PARKERSBURG - Danielle Dale, the 2012 American Honey Princess, dropped by the Wood County Commission meeting Thursday to promote this weekend's West Virginia State Honey Festival.
Dale, 20, of Sparta, Wis., will be at the festival providing cooking demonstrations and talking about the importance of honeybees. Dale is a sophomore at Western Technical College in LaCrosse, Wis., where she is pursuing an associate's degree. She plans to seek a bachelor's degree in communications or marketing. A third generation beekeeper, Dale said she began keeping bees as a hobby at the age of 12.
As the 2012 American Honey Princess, Dale serves as a national spokesperson on behalf of the American Beekeeping Federation, a trade organization representing beekeepers and honey producers throughout the United States. The Honey Queen and Princess speak and promote in venues nationwide.
Photo by Pamela Brust
2012 American Honey Princess Danielle Dale of Wisconsin was in Parkersburg Thursday promoting this weekend’s West Virginia State Honey Festival.
"The interest in bees is increasing, it used to be the average age of beekeepers was 60, but that's not the case anymore. It's a $19.2 billion industry, that's a recent figure," Dale noted.
Dale said she spends many hours visiting fairs and festivals all over the country.
"I'm on an 80-day trip right now. Then I'll go home for a few days, then back on the road again," she told commissioners. "It's an amazing experience."
Honey is the only food that never spoils.
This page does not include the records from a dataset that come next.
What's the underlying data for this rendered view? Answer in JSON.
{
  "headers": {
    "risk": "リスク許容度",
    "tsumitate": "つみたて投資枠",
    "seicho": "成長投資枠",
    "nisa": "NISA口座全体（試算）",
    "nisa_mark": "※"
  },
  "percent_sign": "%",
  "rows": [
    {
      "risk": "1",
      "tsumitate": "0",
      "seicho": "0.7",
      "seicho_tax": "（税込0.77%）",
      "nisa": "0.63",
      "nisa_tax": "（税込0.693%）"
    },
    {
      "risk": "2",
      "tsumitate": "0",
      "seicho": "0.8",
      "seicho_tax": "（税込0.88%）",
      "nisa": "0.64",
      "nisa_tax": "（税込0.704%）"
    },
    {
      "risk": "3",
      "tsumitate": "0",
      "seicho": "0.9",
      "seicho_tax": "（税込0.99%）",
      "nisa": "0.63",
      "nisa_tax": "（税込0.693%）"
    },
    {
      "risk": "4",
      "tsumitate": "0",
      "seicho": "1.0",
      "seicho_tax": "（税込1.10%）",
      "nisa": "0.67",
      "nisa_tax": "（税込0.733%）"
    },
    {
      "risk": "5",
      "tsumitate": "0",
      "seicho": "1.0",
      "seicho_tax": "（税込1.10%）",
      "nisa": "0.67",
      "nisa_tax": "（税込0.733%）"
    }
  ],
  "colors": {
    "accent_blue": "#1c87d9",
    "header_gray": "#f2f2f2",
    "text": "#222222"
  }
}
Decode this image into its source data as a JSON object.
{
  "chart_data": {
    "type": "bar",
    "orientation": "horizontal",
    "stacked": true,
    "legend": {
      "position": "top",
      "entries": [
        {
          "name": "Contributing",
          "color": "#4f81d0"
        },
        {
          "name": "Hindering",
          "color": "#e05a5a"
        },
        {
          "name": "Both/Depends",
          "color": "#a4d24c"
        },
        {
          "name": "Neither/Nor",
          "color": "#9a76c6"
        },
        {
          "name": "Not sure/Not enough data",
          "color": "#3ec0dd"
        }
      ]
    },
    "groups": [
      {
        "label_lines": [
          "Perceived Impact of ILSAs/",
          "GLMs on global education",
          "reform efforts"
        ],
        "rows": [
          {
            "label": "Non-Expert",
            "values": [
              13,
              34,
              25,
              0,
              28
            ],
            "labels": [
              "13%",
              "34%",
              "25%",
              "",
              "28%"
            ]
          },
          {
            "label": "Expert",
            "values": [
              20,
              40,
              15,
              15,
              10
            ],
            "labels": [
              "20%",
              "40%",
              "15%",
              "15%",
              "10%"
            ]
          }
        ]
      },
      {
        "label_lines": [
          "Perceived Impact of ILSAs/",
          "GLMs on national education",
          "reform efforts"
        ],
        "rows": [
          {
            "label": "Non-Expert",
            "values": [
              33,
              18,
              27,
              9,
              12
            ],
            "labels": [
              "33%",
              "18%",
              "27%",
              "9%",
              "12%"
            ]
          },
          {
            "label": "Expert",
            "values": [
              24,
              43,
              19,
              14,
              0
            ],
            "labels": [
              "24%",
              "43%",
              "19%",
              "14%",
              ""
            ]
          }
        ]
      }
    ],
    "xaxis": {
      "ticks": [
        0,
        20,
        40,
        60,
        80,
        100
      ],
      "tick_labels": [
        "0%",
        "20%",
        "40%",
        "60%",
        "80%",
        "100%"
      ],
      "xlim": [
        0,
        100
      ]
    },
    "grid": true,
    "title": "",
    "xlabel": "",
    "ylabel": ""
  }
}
There are more than 300 varieties of honey in the U.S. and more than 3,000 worldwide.
The U.S. has between 139,600-212,000 beekeepers.
Common honey floral sources in West Virginia include autumn, olive, black locust, tulip poplar, sumac, basswood and wildflower.
Besides its sweet taste, honey can be used on cuts and scraps to aid in healing due to its antibacterial properties.
For more information visit www.abfnet.org or www.honey.com.
"A few years ago we didn't know if the honey festival was going to make it, but it did survive and now it continues to grow every year," commission President Blair Couch said.
"The festival began in 1981 and attendance was way down a few years ago, that's when I came to the commission to ask for help," said festival coordinator Tom Riddle.
"One new feature we will have this year is the Kootaga Indian Dancers who will be there," Riddle told the commissioners. Festival hours are 9 a.m.-6 p.m. Saturday and 10 a.m.-5 p.m. Sunday at Parkersburg City Park. Admission is $2; children 6-12 are $1, 5 and under are free.
"The focus is to promote the honey industry. We'll also have crafts, entertainment, food and the bee beard is always popular," Riddle said.
The festival will also feature a honey and wax show, honey and beeswax products, honey bake contest, honey extraction and live beehive demonstrations, candle dipping, cooking demonstrations, historical presentations. There will be a car show sponsored by the Pioneer Antique Auto Club. The Antique Car and Truck Show will be held from 9 a.m.-4 p.m., Saturday. Other activities will include a model railroad display, Civil War artillery display and demonstration, children's toys and games and tours of the Henry Cooper Log Cabin Museum.
The festival will be holding its annual West Virginia Honey Princess pageant for girls ages 8-11 at 11:15 a.m. Saturday.